İsterdim ki bütün yurtta, bütün okullarda İlkokul yıllarımın coşkulu 23 Nisanları yaşansın, salgın bile engel olamasın.
...
O zamanlar, görevlerimiz aylar önceden belirlenirdi. Evimizde o heyecan haftalarca yaşanırdı. Annem babam nasıl ki her dini bayramda yeni kıyafetler alır, diktirirse; 23 Nisan'da da öğretmenimizin verdiği göreve göre kostüm diktirirdi.
Kocaman bir maket uçağın içinde yanımda bir pilotla tören yerinden geçerken, herkes bana bakıyor sanırdım. "Dik durun" derdi öğretmenimiz. "Türk Çocuğu dik durur."
Mavi ketenden diktirilen hostes kostümüm ve babamın kendi elleriyle yaptığı şapkam bugün gibi aklımda...Bir de kırmızı beyaz organza elbisem...
Köylerde, Ankara'nın gecekondu semtlerindeki okullarda da çalışırken aylar önceden başlardı hazırlıklarımız.
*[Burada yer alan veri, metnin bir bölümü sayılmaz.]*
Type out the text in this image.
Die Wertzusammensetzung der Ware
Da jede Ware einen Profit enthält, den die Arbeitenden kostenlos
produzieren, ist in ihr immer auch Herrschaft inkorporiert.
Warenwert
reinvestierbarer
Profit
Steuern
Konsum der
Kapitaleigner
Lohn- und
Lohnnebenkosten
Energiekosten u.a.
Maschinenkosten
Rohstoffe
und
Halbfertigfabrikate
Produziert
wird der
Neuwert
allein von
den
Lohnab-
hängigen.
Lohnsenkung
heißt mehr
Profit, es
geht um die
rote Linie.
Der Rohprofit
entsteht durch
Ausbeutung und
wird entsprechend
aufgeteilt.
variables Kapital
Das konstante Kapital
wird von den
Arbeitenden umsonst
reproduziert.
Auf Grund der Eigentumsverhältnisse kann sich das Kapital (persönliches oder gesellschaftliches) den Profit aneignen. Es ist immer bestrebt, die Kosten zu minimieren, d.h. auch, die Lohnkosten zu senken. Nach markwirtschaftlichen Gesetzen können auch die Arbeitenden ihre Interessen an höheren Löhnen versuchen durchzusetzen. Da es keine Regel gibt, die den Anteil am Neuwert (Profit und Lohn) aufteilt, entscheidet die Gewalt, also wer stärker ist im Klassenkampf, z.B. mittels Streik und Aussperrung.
Sümerbank basmalarından velilerimizle birlikte diktiğimiz kostümler, halk dansları için bize destek olan gönüllü arkadaşlar, askeri birliklerden sağladığımız müzisyen askerler...Hepsi ayrı bir heyecan ve çabaydı. Milli Mücadele Yıllarını yaşatma heyecanı ve çabası...
Çok da eğlenirdik bu hazırlıklar sırasında. Okullarımız düğün evi olurdu.
O günlerin heyecanını yaşarken çok güzel anılar biriktirdik.
Neyi kutladıklarının bilincindeydi çocuklarımız .Kutladıkları bayramın neden çocuklara armağan edildiğinin sorumluluğunu yüreklerinde hissederlerdi. Sadece "Çocuk Bayramı" değil, "Milli Egemenlik Bayramı" olduğunun farkındalardı.
Şimdi de istiyorum ki milli egemenliğin içini boşaltanlara inat, atalarının verdiği milli mücadele yıllarını öğrensinler. Türkiye Cumhuriyeti'nin temellerinin nasıl atıldığını bilsinler.
Bir tarihte bir arkadaşımla "Cepheden Mektuplar" yazmıştık günümüze gönderilmiş gibi. Öğrencilerimize o yılların nasıl yaşandığını biraz somutlaştırabilmek adına... Sonra da kendi yazdığımız mektupları okurken önce kendimiz ağlamıştık.
Hücrelerinde hissetsinler o yılların acılarını. Üzülsün, ağlasınlar. En insani duygularını yaşasınlar. Bazı yaş grupları için zaman ve mekan algısı henüz gelişmemiş olabilir. Masal gibi dinlesinler biraz da. Zamanı gelince taşlar yerine oturur.
Çocukluk ve öğrencilik yılları dışındaki tüm yaşamını cephelerde geçiren Gazi Mustafa Kemal Atatürk'ün kendilerine emanet ettiği cumhuriyete sahip çıkma bilinciyle büyüsünler. Zaman dediğin nedir ki, bir varmış, bir yokmuş! Doğruluk pazarında yalanın da satıldığı şu fani dünyadan göçüp giderken, gözlerimiz açık gitmeyelim.